Türkiye-ABD ilişkileri ve ABD Başkanı Trump'ın Amerikan medyası ile tutuştuğu kavga, Alman gazetelerinde gündemde.
Junge Welt gazetesinin Türkiye'nin ABD'ye gümrük misillemesinde bulunmasını ve Cumhurbaşkanı Erdoğan'ın NATO ittifakını gündeme getirmesini şöyle yorumluyor:
"Erdoğan'ın tehdidi küresel kamuoyunda yayılmaya başladığından beri ortam daha da kritikleşti. ABD Başkanı Donald Trump poker oynuyor. Türkiye NATO ile bozuşmayı gerçekten göze alabilir mi? Türk hükümeti sadece abartmakla kalmayıp Batı ile pazarlıkta elini güçlendirmek ve aynı zamanda Doğu'dan da destek bulmak için gözlerini o yöne çeviriyor. Almanya hükümetinin Erdoğan'ın gerçekten ciddi olduğundan şüphelendiği anlaşılıyor. Başbakan Merkel krizi tırmandırmamaya özen gösteriyor. Trump ise işi oluruna bırakıp, gümrük vergilerini arttırdığı gibi 100 adet F-35 tipi savaş uçağının NATO müttefiki Türkiye'ye verilmesini de askıya alabiliyor."
Frankfurter Allgemeine Zeitung Amerikan medyasının Trump'a karşı başlattığı ilan kampanyasına konu alan yorumunda hür basının demokrasi için hayati öneminin olduğunu hatırlatıyor:
"Başkanın sevmediği medya kuruluşlarıyla gazetecilere karşı sürdürdüğü kışkırtmalar tahammül sınırlarını aştı. Bu tutum demokrasiye zarar verir. Medya mensupları dokunulmaz değildir. Ancak varlık gerekçesini farklılıktan alan bağımsız ve hür basın demokratik sistemin işleyişi için vazgeçilmezdir. Amerikalıların çoğunluğu Trump'ın kışkırtmalarına kanmadı. Seçmenlerinin öfke dolu büyük bir bölümü ise onun 'halkın düşmanları' görüşünü benimsedi. Medyanın ilan kampanyası görüş açısına göre farklı tepki toplayacaktır."
Süddeutsche Zeitung'un yorumunda eleştiriye katlanamayan Donald Trump'ın hür basını "halk düşmanı" ilan etmesine şaşırmamak gerektiği belirtiliyor:
"Trump'ın toplantılarına katılan taraftarları medya temsilcilerine nefret kusuyor, küfrediyor ve öfkelerini çirkin hareketler yaparak gösteriyor.

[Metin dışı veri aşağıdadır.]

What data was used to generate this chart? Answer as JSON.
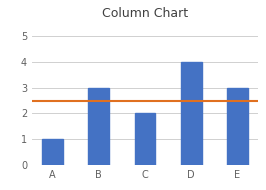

Trump'ın ateşlediği öfkenin tırmanıp çığırından çıkması zaman meselesidir. O gün geldiğinde Başkan her defasında yaptığı gibi bu kez de masum olduğunu söyleyecektir. Basın hürriyetine saygılı olduğunu ve sadece 'yalan haberlere' kızdığını öne sürecektir. 350'den fazla gazetenin katıldığı Trump'ı ikaz kampanyası Amerika'da bir ilktir. Ve bütün Amerikalıların hayrına olan önemli bir kampanyadır. Ama bakalım Trump'ın aklını başına toplamasına ve medyaya bakışını değiştirmesine yarayacak mı? Başkanın bir sonraki medya saldırısının daha fazla öfke yüklü olabileceğini de hesaba katmak gerekir."
Darmstädter Echo gazetesi asıl sorunun eğitim sisteminden kaynaklandığını ifade ediyor:
"Demokrasinin tanıdığı imkânları kullanarak demokrasiyi bastırmak isteyen Trump ve bütün diğer demagogların basın aleyhtarı parolaları ancak medyadan yararlanma becerisi kaybolduğu zaman işlerine yarayabilir. Bu durumda toplumdaki tartışma kültürü ve sosyal dayanışma ortadan kalkar. Ancak ABD'yi parmakla gösterip böbürlenmeye de hiç kalkışmayalım. Bu konuda Almanya'nın iyi durumda olduğu da söylenemez."